6. Ectropothecium Mitt. 偏蒴藓属 pian shuo xian shu
J. Linn. Soc., Bot. 10: 180. 1868. Hypnum sect. Ectropothecium (Mitt.) Ångstr., Öfvers. Förh. Kongl. Svenska Vetensk.-Akad. 30(5): 125. 1873.
Plants slender to rather robust, yellowish green or brownish green, glossy or not glossy. Stems prostrate, sometimes pendulous, ascending or erect when in dense mats, radiculose, simple or pinnately branched, branches ascending, usually complanate; paraphyllia absent, pseudoparaphyllia filamentous or lanceolate to foliose.
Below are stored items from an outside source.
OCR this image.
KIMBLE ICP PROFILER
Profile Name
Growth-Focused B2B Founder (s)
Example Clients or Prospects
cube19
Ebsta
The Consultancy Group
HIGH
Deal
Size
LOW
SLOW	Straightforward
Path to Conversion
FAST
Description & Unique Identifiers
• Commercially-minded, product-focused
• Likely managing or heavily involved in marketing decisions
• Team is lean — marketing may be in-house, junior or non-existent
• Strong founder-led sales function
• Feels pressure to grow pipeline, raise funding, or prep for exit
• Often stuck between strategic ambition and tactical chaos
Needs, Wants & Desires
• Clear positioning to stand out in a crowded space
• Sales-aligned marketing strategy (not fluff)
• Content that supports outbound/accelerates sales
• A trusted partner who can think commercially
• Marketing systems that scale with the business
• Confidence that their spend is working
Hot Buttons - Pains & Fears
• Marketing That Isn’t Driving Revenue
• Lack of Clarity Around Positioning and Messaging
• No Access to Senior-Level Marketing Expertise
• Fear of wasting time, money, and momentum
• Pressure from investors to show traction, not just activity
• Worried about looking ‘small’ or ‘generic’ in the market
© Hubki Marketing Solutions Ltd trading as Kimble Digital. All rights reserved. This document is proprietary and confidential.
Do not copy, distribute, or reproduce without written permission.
Stem leaves and branch leaves heteromorphic, or more or less similar, ovate- or obovate-lanceolate, somewhat asymmetric, often falcate-secund, not decurrent at base, usually dorsal, ventral, and lateral leaves differentiated; costae double, short, very weak, or distinct; leaf cells linear, sometimes distinctly prorate; basal cells shorter and broader; alar cells few, small, quadrate or shortly rectangular, usually not particularly inflated, but with one or two cells clearly distinct. Autoicous or dioicous. Inner perichaetial leaves broadly lanceolate, gradually acuminate or suddenly narrowed to a slender acumen. Setae elongate; capsules horizontal to inclined, small to very small, ovoid to urceolate or shortly cylindrical, often constricted below the mouth when dry; exothecial cells sometimes mammillose; opercula inflated, conic, apiculate to shortly rostrate; annuli differentiated; peristome double; exostome teeth narrowly lanceolate, not bordered, cross-striate on the outer surface, trabeculate on the inner surface; endostome segments linear-lanceolate, with a high basal membrane and 2–4 cilia. Calyptrae cucullate, smooth, sometimes hairy. Spores small, usually smooth.